Beslissen en besluiten zijn synoniemen, maar kunnen niet altijd door elkaar gebruikt worden. Bij beslissen ligt de nadruk op het doorhakken van een knoop, zodat aan bestaande onzekerheid een einde gemaakt wordt. Bij besluiten ligt het accent op na rijp beraad komen tot een keuze tussen alternatieven.
- Ik beslis daar morgen over.
- We hebben nog niet beslist wat we gaan doen.
- Uiteindelijk zal de jury moeten beslissen.

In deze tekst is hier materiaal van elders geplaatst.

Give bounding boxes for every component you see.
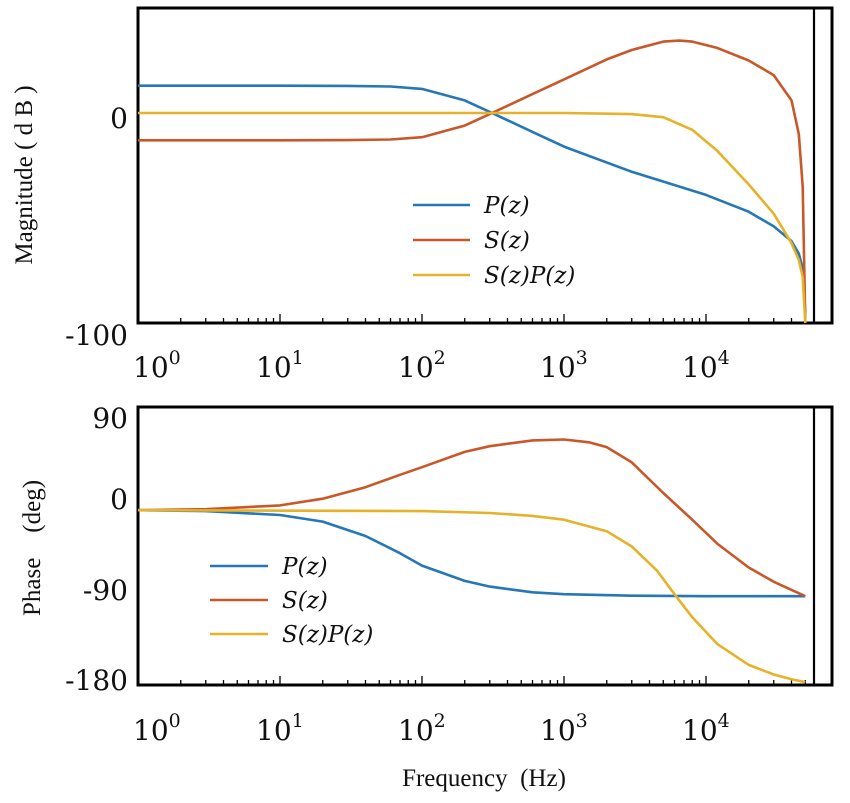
magnitude-xtick-label: 104 (682, 347, 730, 384)
magnitude-xtick-label: 103 (540, 347, 588, 384)
phase-xtick-label: 101 (256, 710, 304, 747)
phase-ytick-label: 0 (110, 483, 128, 516)
phase-x-ticks (137, 676, 806, 685)
phase-legend: P(z) S(z) S(z)P(z) (210, 554, 373, 648)
phase-y-axis-label: Phase (deg) (19, 480, 46, 616)
magnitude-xtick-label: 102 (398, 347, 446, 384)
phase-ytick-label: -90 (83, 574, 128, 607)
magnitude-curve-p (138, 84, 807, 313)
phase-plot-frame (136, 405, 834, 687)
phase-xtick-label: 104 (682, 710, 730, 747)
magnitude-ytick-label: 0 (110, 102, 128, 135)
magnitude-curve-sp (138, 111, 807, 324)
magnitude-panel: 0 -100 100 101 102 103 104 Magnitude ( d… (11, 6, 834, 384)
phase-curve-sp (137, 508, 806, 684)
phase-curves (137, 438, 806, 684)
phase-panel: 90 0 -90 -180 100 101 102 103 104 Phase … (19, 402, 834, 792)
magnitude-curves (138, 39, 807, 324)
magnitude-x-ticks (137, 314, 806, 323)
phase-ytick-label: 90 (92, 402, 128, 435)
phase-xtick-label: 103 (540, 710, 588, 747)
phase-xtick-label: 102 (398, 710, 446, 747)
phase-xtick-labels: 100 101 102 103 104 (133, 710, 730, 747)
legend-label-s: S(z) (282, 588, 328, 614)
magnitude-xtick-label: 101 (256, 347, 304, 384)
magnitude-y-axis-label: Magnitude ( d B ) (11, 85, 38, 264)
legend-label-s: S(z) (484, 228, 530, 254)
phase-curve-p (137, 508, 806, 598)
phase-curve-s (137, 438, 806, 598)
frequency-x-axis-label: Frequency (Hz) (402, 765, 566, 792)
legend-label-p: P(z) (281, 554, 328, 580)
magnitude-xtick-labels: 100 101 102 103 104 (133, 347, 730, 384)
legend-label-p: P(z) (483, 193, 530, 219)
phase-xtick-label: 100 (133, 710, 181, 747)
magnitude-curve-s (138, 39, 807, 324)
magnitude-ytick-label: -100 (65, 319, 128, 352)
legend-label-sp: S(z)P(z) (484, 263, 575, 289)
phase-ytick-label: -180 (65, 664, 128, 697)
magnitude-legend: P(z) S(z) S(z)P(z) (413, 193, 575, 289)
legend-label-sp: S(z)P(z) (282, 622, 373, 648)
magnitude-xtick-label: 100 (133, 347, 181, 384)
magnitude-plot-frame (136, 6, 834, 325)
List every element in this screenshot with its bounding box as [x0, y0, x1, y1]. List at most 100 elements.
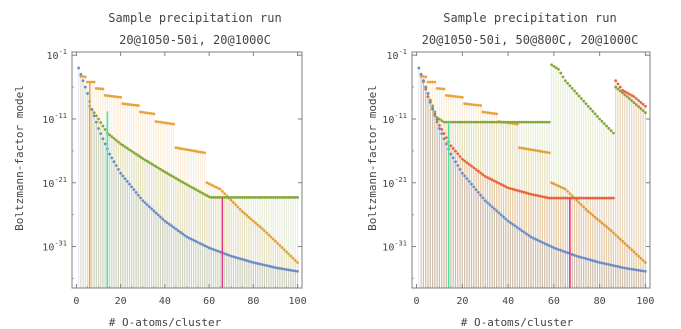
- panel1-series-2-point: [595, 196, 599, 200]
- panel1-series-1-point: [506, 120, 510, 124]
- panel0-series-0-point: [229, 198, 233, 202]
- panel0-series-0-point: [245, 213, 249, 217]
- panel0-series-1-point: [123, 145, 127, 149]
- panel0-series-2-point: [156, 213, 160, 217]
- panel0-series-2-point: [240, 257, 244, 261]
- panel0-series-1-point: [278, 196, 282, 199]
- panel1-series-1-point: [444, 120, 448, 124]
- panel0-series-1-point: [280, 196, 284, 199]
- panel1-series-1-point: [623, 93, 627, 97]
- panel1-series-3-point: [623, 266, 627, 270]
- panel0-series-1-point: [97, 117, 100, 121]
- panel1-series-0-point: [486, 111, 489, 114]
- panel0-series-2-point: [167, 222, 171, 226]
- panel0-series-2-point: [79, 72, 83, 76]
- panel1-series-3-point: [435, 120, 439, 124]
- panel0-series-0-point: [159, 120, 162, 124]
- panel0-series-0-point: [271, 237, 275, 241]
- panel1-series-1-point: [644, 111, 647, 114]
- panel1-series-0-point: [458, 95, 462, 99]
- panel1-series-0-point: [467, 102, 471, 106]
- panel1-series-0-point: [520, 146, 524, 150]
- panel1-series-3-point: [573, 253, 576, 257]
- panel1-series-0-point: [460, 95, 464, 99]
- panel1-series-3-point: [621, 266, 624, 269]
- panel1-series-3-point: [460, 171, 464, 175]
- panel1-series-3-point: [497, 211, 501, 215]
- panel1-series-3-point: [628, 267, 631, 271]
- panel0-series-1-point: [190, 185, 193, 189]
- panel0-series-0-point: [276, 241, 280, 245]
- right-plot-area: [411, 51, 651, 289]
- panel1-series-2-point: [476, 169, 480, 173]
- panel1-series-3-point: [559, 248, 563, 252]
- panel1-series-0-point: [579, 203, 583, 207]
- panel0-series-1-point: [185, 183, 189, 187]
- panel1-series-2-point: [525, 191, 528, 195]
- panel0-series-0-point: [119, 95, 123, 99]
- panel1-series-3-point: [522, 230, 526, 234]
- panel0-series-0-point: [265, 231, 269, 235]
- panel1-series-0-point: [570, 194, 574, 198]
- panel0-series-0-point: [79, 74, 83, 78]
- panel0-series-2-point: [174, 227, 178, 231]
- panel1-series-1-point: [531, 120, 535, 124]
- panel1-series-3-point: [625, 266, 629, 270]
- panel1-series-0-point: [586, 210, 590, 213]
- panel1-series-3-point: [534, 237, 537, 241]
- panel0-series-2-point: [225, 253, 229, 256]
- panel0-series-0-point: [148, 111, 151, 115]
- panel1-series-3-point: [632, 268, 636, 271]
- panel0-series-1-point: [163, 170, 167, 174]
- panel0-series-0-point: [90, 80, 94, 84]
- panel0-series-2-point: [209, 247, 213, 251]
- panel1-series-2-point: [497, 181, 501, 185]
- panel1-series-3-point: [554, 247, 558, 251]
- panel0-series-2: [77, 66, 299, 288]
- panel1-series-0-point: [625, 244, 629, 247]
- panel0-series-2-point: [163, 219, 167, 223]
- panel0-series-1-point: [209, 196, 213, 199]
- panel1-series-0-point: [456, 95, 460, 99]
- panel1-series-3-point: [463, 174, 467, 178]
- panel0-series-0-point: [134, 103, 138, 107]
- panel1-series-2-point: [561, 196, 565, 200]
- panel0-series-1-point: [232, 196, 235, 199]
- panel1-series-3-point: [616, 265, 620, 268]
- panel1-series-2-point: [630, 93, 634, 97]
- panel0-series-1-point: [139, 155, 142, 159]
- panel1-series-3-point: [483, 199, 487, 203]
- panel0-series-0-point: [165, 121, 169, 125]
- panel1-series-0-point: [550, 181, 553, 185]
- panel1-series-3-point: [511, 222, 515, 226]
- panel1-series-2-point: [644, 104, 647, 108]
- panel1-series-3-point: [602, 262, 606, 265]
- panel1-series-1-point: [529, 120, 533, 124]
- panel1-series-3-point: [465, 177, 469, 181]
- panel1-series-2-point: [458, 155, 462, 158]
- panel1-series-2-point: [481, 173, 485, 177]
- panel1-series-3-point: [584, 257, 588, 261]
- panel0-series-1-point: [282, 196, 286, 199]
- panel0-series-0-point: [86, 80, 89, 84]
- panel0-series-2-point: [121, 174, 125, 178]
- panel1-series-1-point: [625, 95, 629, 99]
- panel1-series-0-point: [568, 192, 572, 196]
- panel0-series-2-point: [139, 196, 142, 200]
- panel1-series-2-point: [538, 194, 542, 198]
- panel0-series-0-point: [101, 87, 105, 91]
- panel0-series-1-point: [128, 148, 131, 152]
- panel1-series-1-point: [458, 120, 462, 124]
- panel0-series-0-point: [260, 227, 264, 231]
- panel0-series-1-point: [167, 173, 171, 176]
- panel1-series-3-point: [529, 235, 533, 239]
- panel0-series-1-point: [289, 196, 293, 199]
- panel1-y-tick-label: 10-11: [382, 112, 407, 126]
- panel0-series-1-point: [92, 111, 96, 114]
- panel0-series-0-point: [296, 261, 299, 264]
- panel1-series-2-point: [460, 157, 464, 161]
- panel1-series-1-point: [586, 104, 590, 108]
- panel0-series-0-point: [123, 102, 127, 106]
- panel0-series-0-point: [192, 149, 196, 153]
- panel0-series-0-point: [150, 112, 154, 115]
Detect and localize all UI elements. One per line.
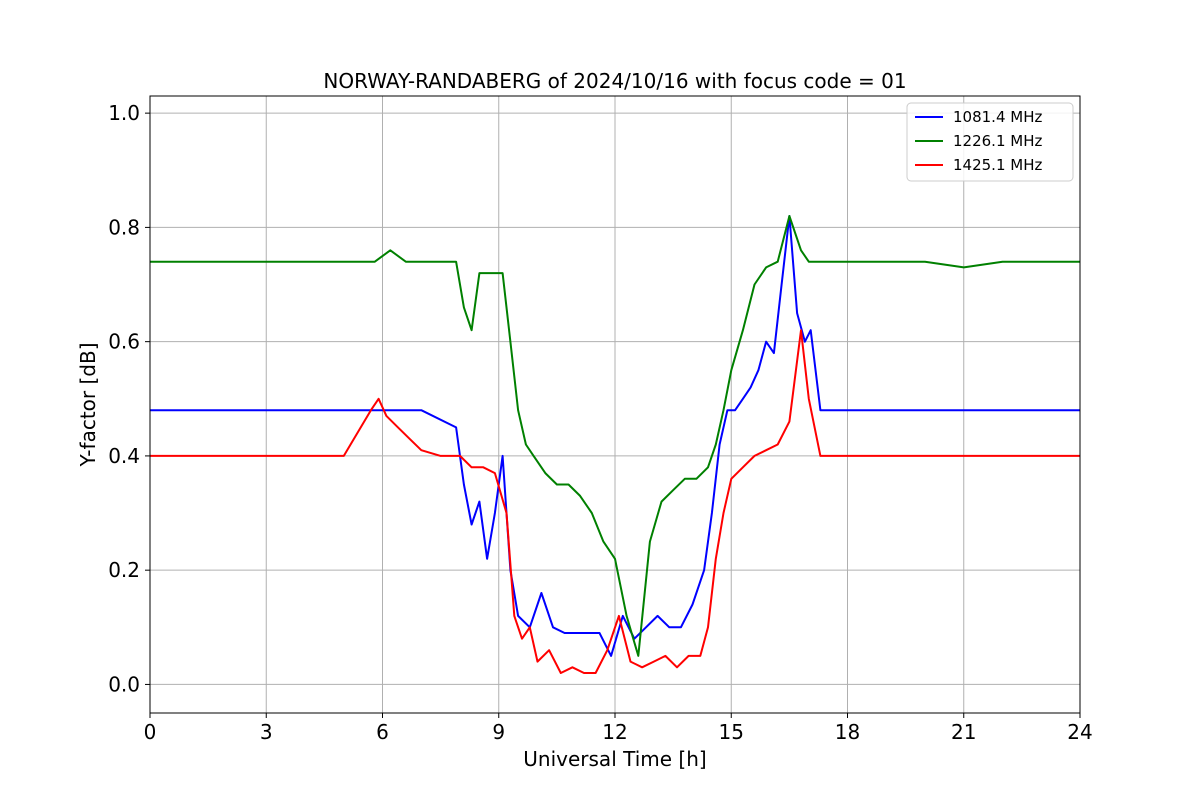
y-tick-label: 0.8 bbox=[108, 215, 140, 239]
legend-label: 1425.1 MHz bbox=[953, 156, 1042, 174]
legend-label: 1226.1 MHz bbox=[953, 132, 1042, 150]
legend-label: 1081.4 MHz bbox=[953, 108, 1042, 126]
legend: 1081.4 MHz 1226.1 MHz 1425.1 MHz bbox=[906, 102, 1074, 182]
series-line-2 bbox=[150, 215, 1080, 657]
x-axis-label: Universal Time [h] bbox=[523, 747, 706, 771]
series-line-1 bbox=[150, 215, 1080, 657]
series-layer bbox=[150, 215, 1080, 674]
y-tick-label: 0.2 bbox=[108, 558, 140, 582]
legend-box bbox=[906, 102, 1074, 182]
x-tick-label: 18 bbox=[835, 720, 860, 744]
tick-layer: 0 3 6 9 12 15 18 21 24 0.0 0.2 0.4 0.6 0.8 1.0 bbox=[108, 101, 1093, 744]
x-tick-label: 21 bbox=[951, 720, 976, 744]
x-tick-label: 24 bbox=[1067, 720, 1092, 744]
chart-title: NORWAY-RANDABERG of 2024/10/16 with focu… bbox=[323, 69, 906, 93]
x-tick-label: 15 bbox=[719, 720, 744, 744]
series-line-3 bbox=[150, 329, 1080, 674]
y-axis-label: Y-factor [dB] bbox=[76, 342, 100, 467]
x-tick-label: 0 bbox=[144, 720, 157, 744]
y-tick-label: 0.6 bbox=[108, 330, 140, 354]
x-tick-label: 6 bbox=[376, 720, 389, 744]
y-tick-label: 1.0 bbox=[108, 101, 140, 125]
x-tick-label: 12 bbox=[602, 720, 627, 744]
y-tick-label: 0.0 bbox=[108, 672, 140, 696]
y-tick-label: 0.4 bbox=[108, 444, 140, 468]
x-tick-label: 9 bbox=[492, 720, 505, 744]
grid-layer bbox=[149, 96, 1081, 713]
x-tick-label: 3 bbox=[260, 720, 273, 744]
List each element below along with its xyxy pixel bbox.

- De examencommissie zal morgen beslissen wie geslaagd is en wie niet.
- De directieraad heeft beslist / besloten dat er geen nieuwe aanwervingen komen.
- De minister heeft beslist / besloten dat van alle projectvoorstellen alleen het laatste goedgekeurd wordt.
Besluiten kan in de standaardtaal in het hele taalgebied worden gecombineerd met te + infinitief. In de standaardtaal in Belgiƫ kan ook beslissen met te + infinitief gecombineerd worden.
- De partij heeft besloten / beslist te wachten tot er meer duidelijkheid is.
- De rechter heeft besloten / beslist hem niet verder te vervolgen.
- Ik heb gisteren besloten / beslist om een weekje vakantie te nemen.